Question 5: Block on Block Friction
A 2 kg block (A) is placed on top of a 5 kg block (B), which rests on a smooth floor. The coefficient of friction between A and B is 0.4. If a horizontal force of 20 N is applied to the bottom block (B), do the blocks move together? What is the acceleration of each?
Question 6: The Banking Angle Limit
A car is moving on a circular banked road of radius R and banking angle θ. If the coefficient of friction is μ, what is the range of speeds the car can have without sliding up or down the track?
Question 7: The Conical Pendulum Tension
A small bob of mass m is whirled in a horizontal circle of radius r at the end of a string of length L. What is the tension in the string and the angular velocity required to maintain this path?
Question 8: The Pseudo-Force Pendulum
A simple pendulum is hanging from the roof of a bus. The bus is accelerating forward at a. At what angle α with the vertical will the pendulum rest in the bus’s frame of reference?
Question 9: The Pulley-Man Struggle
A man of mass M stands on a weighing scale inside a 10 kg cage. The cage is hanging via a pulley, and the man is holding the other end of the rope. If the man pulls the rope to accelerate himself and the cage upward at 2 m/s², what will the weighing scale read?
Question 10: Variable Force Impulse
A force F = kt (where k is a constant) acts on a particle of mass m initially at rest. Find the velocity of the particle as a function of time.
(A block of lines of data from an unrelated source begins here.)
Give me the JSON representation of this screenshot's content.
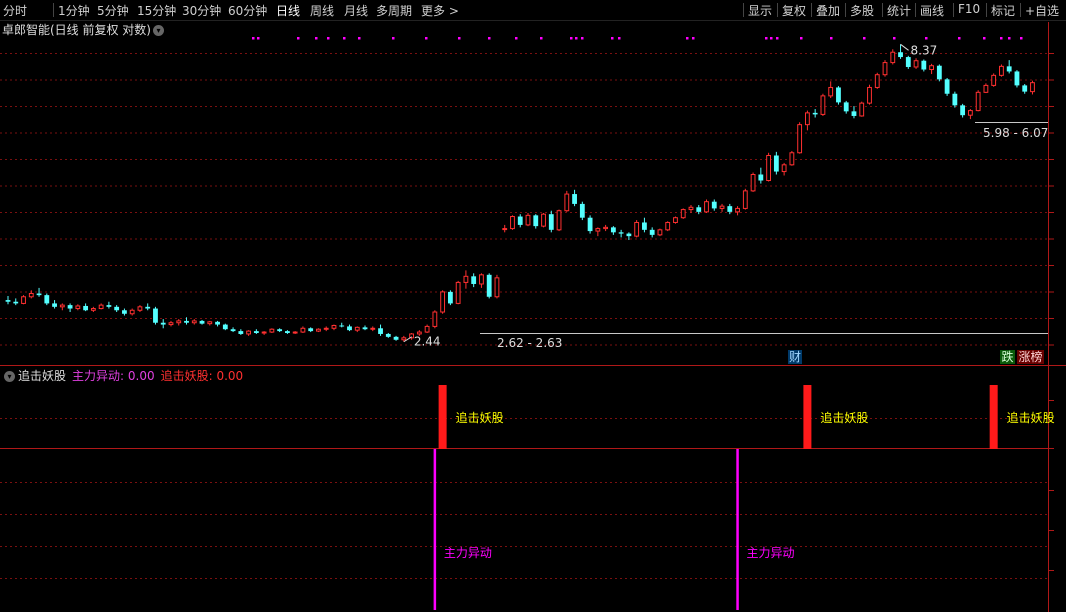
{
  "toolbar": {
    "left": [
      "分时",
      "1分钟",
      "5分钟",
      "15分钟",
      "30分钟",
      "60分钟",
      "日线",
      "周线",
      "月线",
      "多周期",
      "更多 >"
    ],
    "active_index": 6,
    "right": [
      "显示",
      "复权",
      "叠加",
      "多股",
      "统计",
      "画线",
      "F10",
      "标记",
      "+自选"
    ]
  },
  "chart": {
    "title": "卓郎智能(日线 前复权 对数)",
    "high_label": "8.37",
    "low_label": "2.44",
    "range_labels": [
      "2.62 - 2.63",
      "5.98 - 6.07"
    ],
    "badges": [
      "财",
      "跌",
      "涨榜"
    ]
  },
  "indicator": {
    "name": "追击妖股",
    "value_items": [
      {
        "label": "主力异动: 0.00",
        "color": "#e040e0"
      },
      {
        "label": "追击妖股: 0.00",
        "color": "#ff3030"
      }
    ],
    "signal_label_red": "追击妖股",
    "signal_label_magenta": "主力异动"
  },
  "colors": {
    "up": "#ff3030",
    "down": "#54ffff",
    "grid": "#7a1010",
    "magenta": "#ff00ff",
    "yellow": "#ffff00"
  },
  "chart_data": {
    "type": "candlestick",
    "price_scale": "log",
    "ohlc": [
      [
        2.9,
        2.95,
        2.85,
        2.88
      ],
      [
        2.88,
        2.92,
        2.84,
        2.86
      ],
      [
        2.86,
        2.96,
        2.85,
        2.94
      ],
      [
        2.94,
        3.02,
        2.92,
        2.98
      ],
      [
        2.98,
        3.05,
        2.94,
        2.96
      ],
      [
        2.96,
        2.98,
        2.84,
        2.86
      ],
      [
        2.86,
        2.9,
        2.8,
        2.82
      ],
      [
        2.82,
        2.86,
        2.78,
        2.84
      ],
      [
        2.84,
        2.86,
        2.76,
        2.8
      ],
      [
        2.8,
        2.85,
        2.78,
        2.83
      ],
      [
        2.83,
        2.86,
        2.77,
        2.78
      ],
      [
        2.78,
        2.82,
        2.76,
        2.8
      ],
      [
        2.8,
        2.86,
        2.79,
        2.84
      ],
      [
        2.84,
        2.88,
        2.8,
        2.82
      ],
      [
        2.82,
        2.84,
        2.76,
        2.78
      ],
      [
        2.78,
        2.8,
        2.72,
        2.74
      ],
      [
        2.74,
        2.8,
        2.72,
        2.78
      ],
      [
        2.78,
        2.84,
        2.76,
        2.82
      ],
      [
        2.82,
        2.86,
        2.78,
        2.8
      ],
      [
        2.8,
        2.82,
        2.62,
        2.64
      ],
      [
        2.64,
        2.68,
        2.58,
        2.62
      ],
      [
        2.62,
        2.66,
        2.6,
        2.64
      ],
      [
        2.64,
        2.68,
        2.61,
        2.66
      ],
      [
        2.66,
        2.7,
        2.62,
        2.64
      ],
      [
        2.64,
        2.68,
        2.62,
        2.66
      ],
      [
        2.66,
        2.67,
        2.62,
        2.63
      ],
      [
        2.63,
        2.66,
        2.61,
        2.65
      ],
      [
        2.65,
        2.66,
        2.6,
        2.62
      ],
      [
        2.62,
        2.63,
        2.56,
        2.57
      ],
      [
        2.57,
        2.59,
        2.54,
        2.55
      ],
      [
        2.55,
        2.57,
        2.51,
        2.52
      ],
      [
        2.52,
        2.56,
        2.5,
        2.55
      ],
      [
        2.55,
        2.57,
        2.52,
        2.53
      ],
      [
        2.53,
        2.55,
        2.51,
        2.54
      ],
      [
        2.54,
        2.58,
        2.53,
        2.57
      ],
      [
        2.57,
        2.58,
        2.54,
        2.55
      ],
      [
        2.55,
        2.56,
        2.52,
        2.53
      ],
      [
        2.53,
        2.55,
        2.52,
        2.54
      ],
      [
        2.54,
        2.6,
        2.53,
        2.58
      ],
      [
        2.58,
        2.59,
        2.54,
        2.55
      ],
      [
        2.55,
        2.58,
        2.54,
        2.57
      ],
      [
        2.57,
        2.6,
        2.55,
        2.58
      ],
      [
        2.58,
        2.62,
        2.56,
        2.61
      ],
      [
        2.61,
        2.64,
        2.59,
        2.6
      ],
      [
        2.6,
        2.62,
        2.55,
        2.56
      ],
      [
        2.56,
        2.6,
        2.54,
        2.59
      ],
      [
        2.59,
        2.61,
        2.56,
        2.57
      ],
      [
        2.57,
        2.6,
        2.55,
        2.58
      ],
      [
        2.58,
        2.62,
        2.5,
        2.52
      ],
      [
        2.52,
        2.53,
        2.48,
        2.49
      ],
      [
        2.49,
        2.5,
        2.45,
        2.46
      ],
      [
        2.46,
        2.5,
        2.44,
        2.48
      ],
      [
        2.48,
        2.53,
        2.46,
        2.52
      ],
      [
        2.52,
        2.56,
        2.5,
        2.54
      ],
      [
        2.54,
        2.62,
        2.53,
        2.6
      ],
      [
        2.6,
        2.78,
        2.58,
        2.76
      ],
      [
        2.76,
        3.02,
        2.74,
        3.0
      ],
      [
        3.0,
        3.02,
        2.84,
        2.86
      ],
      [
        2.86,
        3.14,
        2.85,
        3.12
      ],
      [
        3.12,
        3.28,
        3.04,
        3.2
      ],
      [
        3.2,
        3.24,
        3.06,
        3.1
      ],
      [
        3.1,
        3.24,
        3.05,
        3.22
      ],
      [
        3.22,
        3.24,
        2.92,
        2.94
      ],
      [
        2.94,
        3.22,
        2.92,
        3.18
      ],
      [
        3.9,
        3.96,
        3.84,
        3.9
      ],
      [
        3.9,
        4.12,
        3.88,
        4.1
      ],
      [
        4.1,
        4.14,
        3.92,
        3.96
      ],
      [
        3.96,
        4.16,
        3.94,
        4.12
      ],
      [
        4.12,
        4.14,
        3.9,
        3.94
      ],
      [
        3.94,
        4.16,
        3.92,
        4.14
      ],
      [
        4.14,
        4.2,
        3.84,
        3.88
      ],
      [
        3.88,
        4.22,
        3.86,
        4.2
      ],
      [
        4.2,
        4.56,
        4.18,
        4.5
      ],
      [
        4.5,
        4.58,
        4.28,
        4.32
      ],
      [
        4.32,
        4.36,
        4.04,
        4.08
      ],
      [
        4.08,
        4.12,
        3.82,
        3.86
      ],
      [
        3.86,
        3.92,
        3.78,
        3.9
      ],
      [
        3.9,
        3.96,
        3.86,
        3.92
      ],
      [
        3.92,
        3.94,
        3.8,
        3.84
      ],
      [
        3.84,
        3.88,
        3.76,
        3.82
      ],
      [
        3.82,
        3.84,
        3.72,
        3.78
      ],
      [
        3.78,
        4.04,
        3.76,
        4.0
      ],
      [
        4.0,
        4.08,
        3.84,
        3.88
      ],
      [
        3.88,
        3.92,
        3.76,
        3.8
      ],
      [
        3.8,
        3.9,
        3.78,
        3.88
      ],
      [
        3.88,
        4.02,
        3.86,
        4.0
      ],
      [
        4.0,
        4.1,
        3.98,
        4.08
      ],
      [
        4.08,
        4.24,
        4.06,
        4.22
      ],
      [
        4.22,
        4.3,
        4.16,
        4.26
      ],
      [
        4.26,
        4.3,
        4.14,
        4.18
      ],
      [
        4.18,
        4.4,
        4.16,
        4.36
      ],
      [
        4.36,
        4.4,
        4.2,
        4.24
      ],
      [
        4.24,
        4.32,
        4.18,
        4.28
      ],
      [
        4.28,
        4.32,
        4.14,
        4.18
      ],
      [
        4.18,
        4.28,
        4.12,
        4.24
      ],
      [
        4.24,
        4.6,
        4.22,
        4.56
      ],
      [
        4.56,
        4.92,
        4.54,
        4.88
      ],
      [
        4.88,
        5.02,
        4.7,
        4.76
      ],
      [
        4.76,
        5.34,
        4.74,
        5.28
      ],
      [
        5.28,
        5.36,
        4.88,
        4.94
      ],
      [
        4.94,
        5.12,
        4.86,
        5.08
      ],
      [
        5.08,
        5.38,
        5.06,
        5.34
      ],
      [
        5.34,
        6.06,
        5.32,
        6.0
      ],
      [
        6.0,
        6.36,
        5.86,
        6.3
      ],
      [
        6.3,
        6.4,
        6.18,
        6.26
      ],
      [
        6.26,
        6.82,
        6.22,
        6.76
      ],
      [
        6.76,
        7.18,
        6.7,
        7.0
      ],
      [
        7.0,
        7.04,
        6.52,
        6.58
      ],
      [
        6.58,
        6.62,
        6.28,
        6.34
      ],
      [
        6.34,
        6.48,
        6.16,
        6.22
      ],
      [
        6.22,
        6.6,
        6.2,
        6.56
      ],
      [
        6.56,
        7.08,
        6.52,
        7.0
      ],
      [
        7.0,
        7.44,
        6.96,
        7.38
      ],
      [
        7.38,
        7.84,
        7.32,
        7.76
      ],
      [
        7.76,
        8.2,
        7.7,
        8.1
      ],
      [
        8.1,
        8.37,
        7.88,
        7.94
      ],
      [
        7.94,
        7.98,
        7.56,
        7.62
      ],
      [
        7.62,
        7.9,
        7.56,
        7.82
      ],
      [
        7.82,
        7.86,
        7.48,
        7.54
      ],
      [
        7.54,
        7.72,
        7.4,
        7.66
      ],
      [
        7.66,
        7.7,
        7.18,
        7.24
      ],
      [
        7.24,
        7.28,
        6.76,
        6.82
      ],
      [
        6.82,
        6.88,
        6.44,
        6.5
      ],
      [
        6.5,
        6.54,
        6.18,
        6.24
      ],
      [
        6.24,
        6.4,
        6.14,
        6.36
      ],
      [
        6.36,
        6.92,
        6.34,
        6.86
      ],
      [
        6.86,
        7.12,
        6.84,
        7.06
      ],
      [
        7.06,
        7.42,
        7.02,
        7.36
      ],
      [
        7.36,
        7.7,
        7.32,
        7.64
      ],
      [
        7.64,
        7.84,
        7.42,
        7.48
      ],
      [
        7.48,
        7.52,
        7.0,
        7.06
      ],
      [
        7.06,
        7.1,
        6.82,
        6.88
      ],
      [
        6.88,
        7.2,
        6.8,
        7.14
      ]
    ],
    "signals": {
      "追击妖股": [
        56,
        103,
        127
      ],
      "主力异动": [
        55,
        94
      ]
    },
    "indicator_values": {
      "主力异动": 0.0,
      "追击妖股": 0.0
    }
  }
}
Detailed Explanations & Solutions
1. The Sand on the Belt
Force F = d(mv)/dt. Since v is constant, F = v(dm/dt) + m(dv/dt). Here, dv/dt = 0 and dm/dt = μ.
Result: F = μv. (Note: Half of the power supplied is wasted as heat due to friction!).
2. The Accelerating Elevator
In the elevator’s frame, the effective gravity is g’ = (g + a₀). The tension in an Atwood machine is T = 2m₁m₂g / (m₁ + m₂).
Result: T = 2m₁m₂(g + a₀) / (m₁ + m₂).
3. The Wedge-Block
For the block to stay stationary, the pseudo-force ma must cancel the component of gravity. This happens when the horizontal acceleration of the system is a = g tanθ. The total mass being pushed is (M + m).
Result: F = (M + m) g tanθ.
4. The String Cut
Initially, the spring is stretched by (m₁+m₂)g. The moment the string is cut:
- Lower block: Only gravity acts. a = g (downwards).
- Upper block: The spring force still pulls up, but the string tension is gone. a = (Spring Force – m₁g) / m₁ = m₂g / m₁ (upwards).
5. Block on Block
Max friction between A and B is f_max = μm_Ag = 0.4 × 2 × 10 = 8 N.
Max acceleration A can have without slipping: a_max = 8 N / 2 kg = 4 m/s².
Total acceleration if they move together: a = 20 N / (2+5) kg = 2.85 m/s².
Since 2.85 < 4, they move together.
Result: Both move at 2.85 m/s².
6. Banking Range
The car can go fast (sliding up) or slow (sliding down).
Result: v_min = √[Rg (tanθ – μ) / (1 + μ tanθ)] and v_max = √[Rg (tanθ + μ) / (1 – μ tanθ)].
7. Conical Pendulum
Vertical: T cosθ = mg. Horizontal: T sinθ = mω²r.
Result: T = mgL / √(L² – r²) and ω = √(g / L cosθ).
8. Pseudo-Force Angle
In the bus’s frame, the bob feels mg down and ma (pseudo) backward. The string must align with the resultant force.
Result: tanα = a/g.
9. The Pulley-Man
Let tension be T. For the (Man + Cage) system: 2T – (M+10)g = (M+10)a. For the Man: T + N – Mg = Ma.
Result: Solve for N (Normal force) based on given values. It shows the man feels “lighter” or “heavier” depending on the rope tension.
10. Variable Force
F = ma = m(dv/dt) = kt.
∫dv = (k/m) ∫t dt.
Result: v = (k / 2m) t².
Pro-Tip: The FBD Checklist
Before solving any problem in this chapter, draw a Free Body Diagram (FBD).
- Isolate the object.
- Draw weight (mg) straight down.
- Add Normal force (N) perpendicular to surfaces.
- Add Tension (T) along strings.
- Add Friction (f) opposing motion.
- Add Pseudo-force (ma) ONLY if you are in an accelerating frame.